Every nerd just thought, "Too fast is not fast enough!"  ;D

I have no immediate need for an external drive as the primary home of my photographs. However, the topic has been on my mind lately and I am curious. Solid state drives offer plenty of speed but capacity can be expensive. Hard drives offer plenty of capacity at low cost but tend to be used in RAID to boost speed.

For editing still photographs with Lightroom and Photoshop, how fast is practicable? At what point do other bottlenecks get in the way of faster drives?

Steven Paulsen:
Over the winter I put together a small, fast rig for post and storage. I bought a Dell 3430/i7,8700/32gb/4gb, gpu with 3 M.2 drives, a ss, 2.5" and a questionable 3.5" 4tb, spinner,

Try an M.2, NVMe solid state drive and get a 10gps enclosure, ($20.) If your present pc has USB.3.0 and even an internal SSD, the external rig is almost identical fast. Matched with a machine with USB 3.1 and later, transfer speed makes my head swim. Two to six gigs per second, I found a new toy.

Beware, the drive market is bottoming out. Dont get fooled because there is a HUGE difference in drive longevity with Total Bytes Written. A high quality 2tb revision 3, or4 drive is around $100, now.

And dont forget..............have fun.

Birna Rørslett:
For image [long-term] storage and retrieval: any connection or device providing gigabit speed (in practice > 100MB/s) will do more than well enough. Thus storage to an external drive or NAS is all right.

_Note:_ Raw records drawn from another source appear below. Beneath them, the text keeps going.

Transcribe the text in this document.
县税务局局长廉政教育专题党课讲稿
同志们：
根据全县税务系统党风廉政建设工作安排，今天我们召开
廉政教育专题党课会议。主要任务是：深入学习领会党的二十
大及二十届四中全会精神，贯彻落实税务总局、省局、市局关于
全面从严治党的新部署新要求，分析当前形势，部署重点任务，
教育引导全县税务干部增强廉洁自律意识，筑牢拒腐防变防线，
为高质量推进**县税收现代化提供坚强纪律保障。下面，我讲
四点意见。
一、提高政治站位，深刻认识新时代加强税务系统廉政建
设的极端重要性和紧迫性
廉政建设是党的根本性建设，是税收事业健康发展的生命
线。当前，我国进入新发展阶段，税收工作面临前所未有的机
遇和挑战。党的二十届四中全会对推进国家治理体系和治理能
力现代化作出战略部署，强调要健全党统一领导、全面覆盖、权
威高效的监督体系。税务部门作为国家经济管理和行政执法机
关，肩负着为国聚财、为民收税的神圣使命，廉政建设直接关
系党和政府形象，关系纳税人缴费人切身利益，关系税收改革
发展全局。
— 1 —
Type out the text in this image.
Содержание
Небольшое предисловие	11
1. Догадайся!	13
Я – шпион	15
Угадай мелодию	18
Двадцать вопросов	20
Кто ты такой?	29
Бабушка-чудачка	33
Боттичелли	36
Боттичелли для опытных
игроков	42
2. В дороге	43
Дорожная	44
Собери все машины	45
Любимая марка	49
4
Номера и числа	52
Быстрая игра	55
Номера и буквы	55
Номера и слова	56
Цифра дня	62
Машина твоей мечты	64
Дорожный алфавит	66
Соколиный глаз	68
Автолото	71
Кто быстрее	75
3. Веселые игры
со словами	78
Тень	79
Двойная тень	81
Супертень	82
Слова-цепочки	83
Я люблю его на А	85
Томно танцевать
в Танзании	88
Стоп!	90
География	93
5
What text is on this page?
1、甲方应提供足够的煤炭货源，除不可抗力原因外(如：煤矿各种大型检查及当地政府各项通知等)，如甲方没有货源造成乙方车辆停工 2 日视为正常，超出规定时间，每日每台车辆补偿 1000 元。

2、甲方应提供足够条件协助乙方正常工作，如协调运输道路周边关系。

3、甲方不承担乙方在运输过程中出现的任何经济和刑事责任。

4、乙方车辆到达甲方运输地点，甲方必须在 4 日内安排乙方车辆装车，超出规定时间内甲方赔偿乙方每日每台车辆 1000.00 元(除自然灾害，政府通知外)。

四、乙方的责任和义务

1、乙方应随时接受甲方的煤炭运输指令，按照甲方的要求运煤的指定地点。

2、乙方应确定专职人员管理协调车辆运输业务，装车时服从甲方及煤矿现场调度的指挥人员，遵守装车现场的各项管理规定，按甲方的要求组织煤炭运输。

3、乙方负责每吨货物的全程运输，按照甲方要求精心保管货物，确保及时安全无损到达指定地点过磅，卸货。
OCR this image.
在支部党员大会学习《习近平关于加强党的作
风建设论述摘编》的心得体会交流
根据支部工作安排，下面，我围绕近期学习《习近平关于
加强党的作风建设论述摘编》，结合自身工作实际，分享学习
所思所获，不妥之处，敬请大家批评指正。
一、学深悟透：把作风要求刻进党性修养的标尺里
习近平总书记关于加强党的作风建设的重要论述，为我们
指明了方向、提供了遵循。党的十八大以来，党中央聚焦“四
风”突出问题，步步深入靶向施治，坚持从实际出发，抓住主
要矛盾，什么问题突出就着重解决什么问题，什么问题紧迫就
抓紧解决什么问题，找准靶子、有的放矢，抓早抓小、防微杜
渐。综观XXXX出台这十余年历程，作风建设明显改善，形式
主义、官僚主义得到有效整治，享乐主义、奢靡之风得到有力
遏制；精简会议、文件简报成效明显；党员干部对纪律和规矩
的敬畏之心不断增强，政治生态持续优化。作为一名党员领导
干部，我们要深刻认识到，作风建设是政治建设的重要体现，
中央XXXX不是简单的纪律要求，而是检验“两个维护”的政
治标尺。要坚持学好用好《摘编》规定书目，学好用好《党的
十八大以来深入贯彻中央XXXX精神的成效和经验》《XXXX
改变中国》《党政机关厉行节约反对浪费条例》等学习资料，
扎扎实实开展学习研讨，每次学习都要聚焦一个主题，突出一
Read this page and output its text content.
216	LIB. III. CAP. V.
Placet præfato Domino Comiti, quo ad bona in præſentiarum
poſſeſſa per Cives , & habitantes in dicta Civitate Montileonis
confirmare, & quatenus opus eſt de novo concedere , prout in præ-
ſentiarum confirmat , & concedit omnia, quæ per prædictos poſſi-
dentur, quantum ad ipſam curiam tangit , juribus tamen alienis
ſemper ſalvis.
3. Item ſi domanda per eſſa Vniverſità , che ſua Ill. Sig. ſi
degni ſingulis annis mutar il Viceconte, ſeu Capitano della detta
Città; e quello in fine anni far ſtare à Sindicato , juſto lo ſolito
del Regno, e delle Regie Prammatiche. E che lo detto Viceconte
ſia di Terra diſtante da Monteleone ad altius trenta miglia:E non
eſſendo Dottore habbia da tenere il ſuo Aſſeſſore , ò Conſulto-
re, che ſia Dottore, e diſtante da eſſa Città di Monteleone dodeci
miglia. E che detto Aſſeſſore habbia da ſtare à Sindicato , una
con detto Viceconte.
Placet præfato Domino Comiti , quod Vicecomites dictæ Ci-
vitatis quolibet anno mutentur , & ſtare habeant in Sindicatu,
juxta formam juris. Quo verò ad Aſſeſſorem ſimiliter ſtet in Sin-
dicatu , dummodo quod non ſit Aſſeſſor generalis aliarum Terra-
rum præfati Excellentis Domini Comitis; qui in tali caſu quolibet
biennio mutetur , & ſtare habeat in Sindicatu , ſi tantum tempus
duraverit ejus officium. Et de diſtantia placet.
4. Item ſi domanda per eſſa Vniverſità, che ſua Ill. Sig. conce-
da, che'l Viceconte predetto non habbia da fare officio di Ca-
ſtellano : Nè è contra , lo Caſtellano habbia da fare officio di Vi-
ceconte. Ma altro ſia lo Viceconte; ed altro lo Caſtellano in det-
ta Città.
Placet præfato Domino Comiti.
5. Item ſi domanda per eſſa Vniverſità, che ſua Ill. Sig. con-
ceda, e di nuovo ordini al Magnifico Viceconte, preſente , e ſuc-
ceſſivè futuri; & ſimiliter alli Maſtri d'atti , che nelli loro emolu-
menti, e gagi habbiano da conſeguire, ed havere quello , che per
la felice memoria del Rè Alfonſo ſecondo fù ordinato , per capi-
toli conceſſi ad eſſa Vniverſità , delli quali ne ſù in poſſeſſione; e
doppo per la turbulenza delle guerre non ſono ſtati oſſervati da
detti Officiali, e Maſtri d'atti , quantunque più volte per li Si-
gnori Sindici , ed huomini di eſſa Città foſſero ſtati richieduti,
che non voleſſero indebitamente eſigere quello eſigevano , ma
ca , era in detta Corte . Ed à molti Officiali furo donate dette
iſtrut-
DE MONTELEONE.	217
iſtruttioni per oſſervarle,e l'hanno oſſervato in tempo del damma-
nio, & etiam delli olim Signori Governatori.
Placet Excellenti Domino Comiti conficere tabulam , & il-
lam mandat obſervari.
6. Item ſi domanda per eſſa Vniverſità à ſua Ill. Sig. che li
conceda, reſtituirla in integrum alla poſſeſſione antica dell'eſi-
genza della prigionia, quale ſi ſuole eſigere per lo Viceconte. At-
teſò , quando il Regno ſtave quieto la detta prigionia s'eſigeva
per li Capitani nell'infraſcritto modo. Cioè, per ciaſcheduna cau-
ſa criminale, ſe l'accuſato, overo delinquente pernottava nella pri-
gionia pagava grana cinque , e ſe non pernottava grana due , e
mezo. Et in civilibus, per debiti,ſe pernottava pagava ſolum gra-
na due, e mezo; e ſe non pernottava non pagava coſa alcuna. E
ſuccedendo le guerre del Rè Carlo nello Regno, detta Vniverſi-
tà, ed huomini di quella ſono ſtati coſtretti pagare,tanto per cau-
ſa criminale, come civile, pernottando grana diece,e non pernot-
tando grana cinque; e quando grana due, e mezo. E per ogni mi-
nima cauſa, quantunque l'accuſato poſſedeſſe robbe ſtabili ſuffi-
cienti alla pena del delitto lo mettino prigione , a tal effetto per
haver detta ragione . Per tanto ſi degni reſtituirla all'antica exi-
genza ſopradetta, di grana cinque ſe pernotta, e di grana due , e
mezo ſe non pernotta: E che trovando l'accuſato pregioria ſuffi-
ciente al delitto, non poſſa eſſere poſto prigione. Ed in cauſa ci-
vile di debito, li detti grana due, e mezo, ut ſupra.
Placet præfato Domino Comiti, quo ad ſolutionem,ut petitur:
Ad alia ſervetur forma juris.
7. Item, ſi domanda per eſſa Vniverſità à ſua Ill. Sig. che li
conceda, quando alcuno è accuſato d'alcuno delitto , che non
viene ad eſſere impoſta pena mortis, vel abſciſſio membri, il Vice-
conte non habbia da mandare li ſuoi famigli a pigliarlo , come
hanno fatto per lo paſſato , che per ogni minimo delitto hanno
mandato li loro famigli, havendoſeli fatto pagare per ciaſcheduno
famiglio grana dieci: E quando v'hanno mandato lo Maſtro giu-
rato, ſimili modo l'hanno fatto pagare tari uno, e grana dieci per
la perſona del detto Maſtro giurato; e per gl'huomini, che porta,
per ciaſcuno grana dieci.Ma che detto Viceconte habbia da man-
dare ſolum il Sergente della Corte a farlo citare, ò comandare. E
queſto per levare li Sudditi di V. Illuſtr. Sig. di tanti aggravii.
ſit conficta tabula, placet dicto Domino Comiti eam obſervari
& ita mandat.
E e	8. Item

For image processing: a local drive of the fastest kind supported by your machine. You ideally want the image to load at a blink of an eye :)

Ian Watson:
Thank you, Steven. After my recent attempt to upgrade the SSD in my iMac, I will leave building computers to those with actual talent  ;D

There is a decent selection of portable NVMe drives, so there is no need to roll my own. I use one for my off-site backup and it is indeed swift. My curiosity was more to do with how fast one needs rather than can achieve. A bit like how fast can one drive when commuting.

Fun will never be forgotten!

Ian Watson:
Thank you, Birna! That is exactly what I wanted to know.